What is the difference between reasonable suspicion and probable cause?

Reasonable suspicion is what they need to detain you. Probable cause is what they need to search. Slightly different burdens and a slightly different analysis.

If you’re contacted by the police, your first question should be, “Am I free to go?” If the answer is yes, then you are free to walk away. If they say no, then you’re detained. The Miranda rules don’t necessarily apply during a detention and there are different rules about searches during a detention, but the bottom line is that you still have your Fourth, Fifth and Sixth Amendment rights to be free from unreasonable searches, against self-incrimination and to an attorney, respectively.

If you are not free to go, you can politely, but firmly decline any request to search or provide a statement. The only thing you must do is provide your TRUE information. You cannot lie or do anything else that may be considered as delaying or obstructing their investigation.

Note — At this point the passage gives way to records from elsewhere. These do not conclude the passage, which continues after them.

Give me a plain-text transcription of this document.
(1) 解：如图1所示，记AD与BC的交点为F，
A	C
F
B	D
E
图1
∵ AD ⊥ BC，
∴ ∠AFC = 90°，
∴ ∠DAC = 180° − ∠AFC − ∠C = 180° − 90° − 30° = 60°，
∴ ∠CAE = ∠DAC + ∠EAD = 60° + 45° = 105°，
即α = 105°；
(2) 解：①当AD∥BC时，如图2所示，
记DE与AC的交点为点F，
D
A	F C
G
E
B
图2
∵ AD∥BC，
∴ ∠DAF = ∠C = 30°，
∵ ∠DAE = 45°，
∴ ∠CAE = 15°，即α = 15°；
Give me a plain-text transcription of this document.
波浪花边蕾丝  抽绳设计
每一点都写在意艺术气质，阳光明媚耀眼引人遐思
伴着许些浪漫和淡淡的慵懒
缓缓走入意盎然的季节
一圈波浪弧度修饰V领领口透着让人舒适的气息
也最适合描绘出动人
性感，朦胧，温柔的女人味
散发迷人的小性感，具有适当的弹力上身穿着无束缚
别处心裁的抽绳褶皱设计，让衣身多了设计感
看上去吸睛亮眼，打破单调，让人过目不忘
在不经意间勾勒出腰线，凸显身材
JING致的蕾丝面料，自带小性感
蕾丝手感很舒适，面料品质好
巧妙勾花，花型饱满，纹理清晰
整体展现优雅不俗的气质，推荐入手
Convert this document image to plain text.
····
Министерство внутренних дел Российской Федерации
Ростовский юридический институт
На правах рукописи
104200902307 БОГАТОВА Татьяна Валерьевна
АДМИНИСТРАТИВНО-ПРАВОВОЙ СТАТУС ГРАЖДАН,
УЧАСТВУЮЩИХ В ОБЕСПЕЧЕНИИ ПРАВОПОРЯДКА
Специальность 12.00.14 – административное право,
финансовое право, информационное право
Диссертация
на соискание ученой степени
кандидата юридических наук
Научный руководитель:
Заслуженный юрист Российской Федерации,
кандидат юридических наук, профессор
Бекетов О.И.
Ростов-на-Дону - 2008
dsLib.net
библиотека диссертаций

Police: Hi, can I talk to you?
You: Am I free to go?
Police: Sure, but I’d like to talk to you for a minute.
You: No thanks. Have a nice day. (Walk away)

or:

Police: I need to talk to you.
You: Am I free to go?
Police: No – you’re not under arrest, but you’re just detained while I sort things out. Where are you coming from (or what are you doing or other type questions)?
You: I respectfully decline to answer any questions until I speak to my lawyer.
Police: You’re not under arrest – I’m just trying to get to the bottom of things.
You: I understand. I’m still declining to answer any questions until I speak to my lawyer.
[Repeat as necessary]

Same thing with search requests. Under certain circumstances, they may legally be able to pat you down for weapons during a detention, but other than that, you have the right to decline a request to search. Do it politely, but firmly. The typical response is for the officer to say something like, “If you don’t have anything on you, there shouldn’t be any problem, right?” Same response from you. A polite, but firm denial of their request to search.

If they order you to do things, do not resist. That’s when attorneys and motions in court come into play, but the side of the road is NOT the place to argue with an officer about your Fourth Amendment rights.